Now, for example, in the treatment of dialogs. We are interested, I think, all of us, and our chief concern with this bill is with section 4 and its efficacy and workableness of that section.

Mr. AMECHE. Yes.

Mr. PATRICK. That is what I want to ask you about at this point, as an actor. I think we are all anxious to have an actor here to ask these questions.

Mr. AMECHE. All right.

Mr. PATRICK. Now, in the treatment of dialogs, say, regarding crime. Of course, you realize that I am a novice, no actor at all, but how, under the requirements of this bill-in stating that the synopsis shall convey to the purchaser, the exhibitor of the picture, from the salesman of the producer of the motion-picture company; if the salesman should take the dialog or whatever is required under this bill we are talking about, or this treatment of the dialog say in a crime, how could that synopsis convey to the prospective purchaser of the picture the meaning of these words in a dialog, for instance, where one man will say to another, perhaps:

"You wouldn't shoot the old man, would you?"

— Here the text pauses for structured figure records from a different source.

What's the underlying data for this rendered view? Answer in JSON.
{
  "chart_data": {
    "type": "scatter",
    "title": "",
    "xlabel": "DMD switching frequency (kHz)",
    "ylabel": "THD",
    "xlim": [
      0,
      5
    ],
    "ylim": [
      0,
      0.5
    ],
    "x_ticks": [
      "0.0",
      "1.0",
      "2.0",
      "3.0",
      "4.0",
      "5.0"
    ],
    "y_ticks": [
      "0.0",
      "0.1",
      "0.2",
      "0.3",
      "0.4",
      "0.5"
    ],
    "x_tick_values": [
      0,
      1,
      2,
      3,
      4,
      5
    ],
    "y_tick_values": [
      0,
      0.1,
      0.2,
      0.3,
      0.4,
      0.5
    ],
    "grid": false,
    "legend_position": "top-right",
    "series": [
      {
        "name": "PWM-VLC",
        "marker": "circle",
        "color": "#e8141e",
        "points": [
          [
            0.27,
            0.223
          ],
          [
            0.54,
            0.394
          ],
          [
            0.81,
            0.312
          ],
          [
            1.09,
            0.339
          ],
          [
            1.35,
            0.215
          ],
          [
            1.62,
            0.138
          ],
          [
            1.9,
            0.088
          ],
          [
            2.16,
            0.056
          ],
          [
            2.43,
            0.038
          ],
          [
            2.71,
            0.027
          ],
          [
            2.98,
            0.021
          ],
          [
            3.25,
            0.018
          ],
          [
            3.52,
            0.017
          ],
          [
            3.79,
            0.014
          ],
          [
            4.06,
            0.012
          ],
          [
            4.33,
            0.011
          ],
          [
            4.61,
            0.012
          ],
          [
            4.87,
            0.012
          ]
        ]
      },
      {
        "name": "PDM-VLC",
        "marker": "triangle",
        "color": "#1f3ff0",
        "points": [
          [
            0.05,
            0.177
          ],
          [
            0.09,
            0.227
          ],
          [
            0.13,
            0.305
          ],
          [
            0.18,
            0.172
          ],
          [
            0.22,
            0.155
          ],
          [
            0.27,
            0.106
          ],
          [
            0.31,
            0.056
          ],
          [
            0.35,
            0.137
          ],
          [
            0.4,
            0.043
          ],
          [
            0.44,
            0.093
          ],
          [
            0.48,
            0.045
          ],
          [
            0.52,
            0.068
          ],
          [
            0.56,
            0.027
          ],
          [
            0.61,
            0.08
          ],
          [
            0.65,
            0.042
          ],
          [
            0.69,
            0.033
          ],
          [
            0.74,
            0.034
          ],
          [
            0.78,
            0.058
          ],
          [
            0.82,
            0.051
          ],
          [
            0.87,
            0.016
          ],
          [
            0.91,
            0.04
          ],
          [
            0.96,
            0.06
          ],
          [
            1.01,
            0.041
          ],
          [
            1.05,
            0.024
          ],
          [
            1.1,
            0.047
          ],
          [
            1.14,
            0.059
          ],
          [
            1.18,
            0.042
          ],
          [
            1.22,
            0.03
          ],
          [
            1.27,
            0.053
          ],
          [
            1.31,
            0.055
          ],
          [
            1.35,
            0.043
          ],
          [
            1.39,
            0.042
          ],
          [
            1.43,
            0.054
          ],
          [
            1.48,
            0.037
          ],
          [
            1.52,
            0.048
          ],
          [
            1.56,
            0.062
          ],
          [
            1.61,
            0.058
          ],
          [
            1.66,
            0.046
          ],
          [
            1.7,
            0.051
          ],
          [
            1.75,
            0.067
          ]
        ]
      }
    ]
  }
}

And he says, "No; I won't shoot the old man," or (changing emphasis):

"You wouldn't shoot the old man, would you?"

"No; I won't shoot the old man.'

I may have gotten enough in there for an actor to realize what I am trying to convey.

Now, my attempt has been to make those two lines, repeated verbatim in the first dialog and in the second, indicate a different meaning. How would that be treated in a synopsis? Do you get any difference between the first and the second, even as I said them?

Mr. AMECHE. Yes; there is a great difference.

Mr. PATRICK. I will ask you if the second reading does not convey an entirely different meaning from the first, or would if I had gotten the right emphasis on the words.

Mr. AMECHE. Well, it would have an entirely different meaning; different interpretation by the actor.

Mr. PATRICK. Yes. Well, now, as an actor, will you be kind enough to take those same lines and make the old man be perfectly safe in the first instance, and ready for destruction in the second. [Laughter.] Mr. AMECHE. Well, I do not know-if I could do so well.

Mr. BULWINKLE. Would it not be better to let the gentleman continue with his testimony?

Mr. PATRICK. I think you know what I have in mind. How can it be so treated in the synopsis that it will convey to the purchaser, by the synopsis, what the treatment is going to be?